What Is Cullen Sign? Causes, Symptoms & Prognosis

Cullen sign is a bluish-brown discoloration of the skin around the belly button, caused by blood leaking from deep inside the abdomen into the surrounding tissue. It’s relatively rare but clinically significant: when it appears alongside acute pancreatitis, it’s associated with mortality rates as high as 40%. The sign itself isn’t a disease but a visible warning that something serious is happening internally.

What It Looks Like

The discoloration typically starts as a faint blue or purple bruise surrounding the navel, then deepens to a brownish-blue over time. It can spread outward from the belly button in an irregular pattern. Unlike a bruise from an injury, there’s no tenderness at the skin surface because the bleeding originates deep within the abdomen. The color follows the same progression as any bruise, shifting from purple to green to yellow as the blood breaks down, but the location around the navel is what makes it distinctive.

How Blood Reaches the Skin Surface

The belly button isn’t just a surface feature. It’s connected to deeper abdominal structures by a band of tissue called the falciform ligament, which runs from the navel up to the liver. When bleeding occurs in the retroperitoneum (the space behind the abdominal organs, near the kidneys and pancreas), blood can track along this ligament like fluid following a channel. It eventually seeps into the fat and tissue just beneath the skin around the navel, producing the visible bruising.
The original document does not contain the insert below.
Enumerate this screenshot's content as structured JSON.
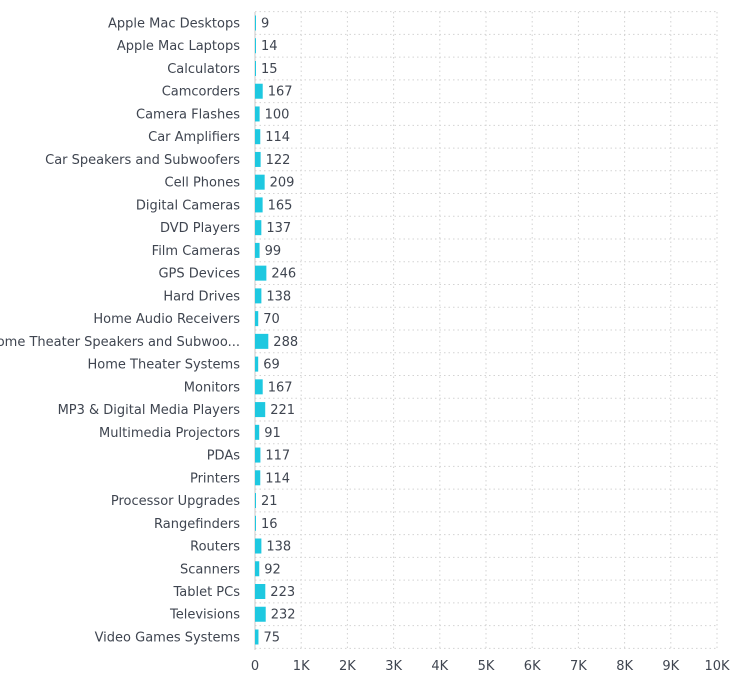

This is why Cullen sign takes time to appear. In acute pancreatitis, the discoloration typically develops two to three days after the initial episode. The blood needs time to travel from its source deep in the abdomen to the surface tissue.

Conditions That Cause It

Acute pancreatitis is the most widely recognized cause, particularly severe necrotizing pancreatitis where the pancreatic tissue is actively breaking down and bleeding. But Cullen sign is not specific to pancreatitis. It shows up in only about 1% of pancreatitis cases, and in a large study of 770 patients, just nine had it. The sign tells you there’s internal bleeding, not where it’s coming from.

Other conditions that can produce Cullen sign include:

  • Ruptured ectopic pregnancy: bleeding from a fertilized egg implanted outside the uterus
  • Ruptured abdominal aortic aneurysm: a burst in the body’s largest artery, which can flood the retroperitoneum with blood
  • Perirenal hemorrhage: bleeding around the kidneys, sometimes without an obvious cause
  • Splenic rupture or abdominal trauma: any event that causes significant bleeding into the abdominal cavity

In one documented case, a ruptured aortic aneurysm (with the aorta dilated to 6 cm) presented with both Cullen sign and its companion sign on the flanks. Ruptured aneurysms are misdiagnosed roughly 30% of the time as other conditions like kidney stones or bowel problems, so visible signs like periumbilical bruising can be a critical clue.

Cullen Sign vs. Grey Turner Sign

These two signs often appear together and share the same underlying mechanism: internal bleeding that tracks to the skin surface. The difference is location. Cullen sign appears around the belly button because blood follows the falciform ligament forward. Grey Turner sign appears on the flanks (the sides of the abdomen between the ribs and hips) because blood spreads from the retroperitoneum backward, moving along the muscles of the lower back to reach the skin.

When both signs are present simultaneously, it generally indicates a larger volume of internal bleeding, since the blood has found multiple pathways to the surface. Both carry similar prognostic weight.

Why It Matters for Prognosis

Cullen sign is uncommon, but when it does appear, it signals trouble. In pancreatitis specifically, the combination of Cullen sign and Grey Turner sign is associated with up to 40% mortality. That number reflects the severity of the underlying bleeding rather than the bruising itself. Patients who develop enough internal hemorrhage for blood to visibly reach the skin surface are, by definition, dealing with a more dangerous version of whatever is causing it.

The sign is also a delayed indicator. Because it takes days to develop, it doesn’t help with early diagnosis. By the time the bruising is visible, the patient is typically already in a hospital setting being treated for the underlying condition. Its value lies in confirming that significant hemorrhage has occurred and in prompting more aggressive monitoring or imaging to assess the extent of damage.

How It’s Named

The sign is named after Thomas Cullen, a gynecologist who first described periumbilical discoloration in 1918 in the context of a ruptured ectopic pregnancy. It was only later associated with pancreatitis and other causes of retroperitoneal bleeding. Grey Turner independently described flank discoloration in 1920 in a patient with pancreatitis, and the two signs have been linked in medical teaching ever since.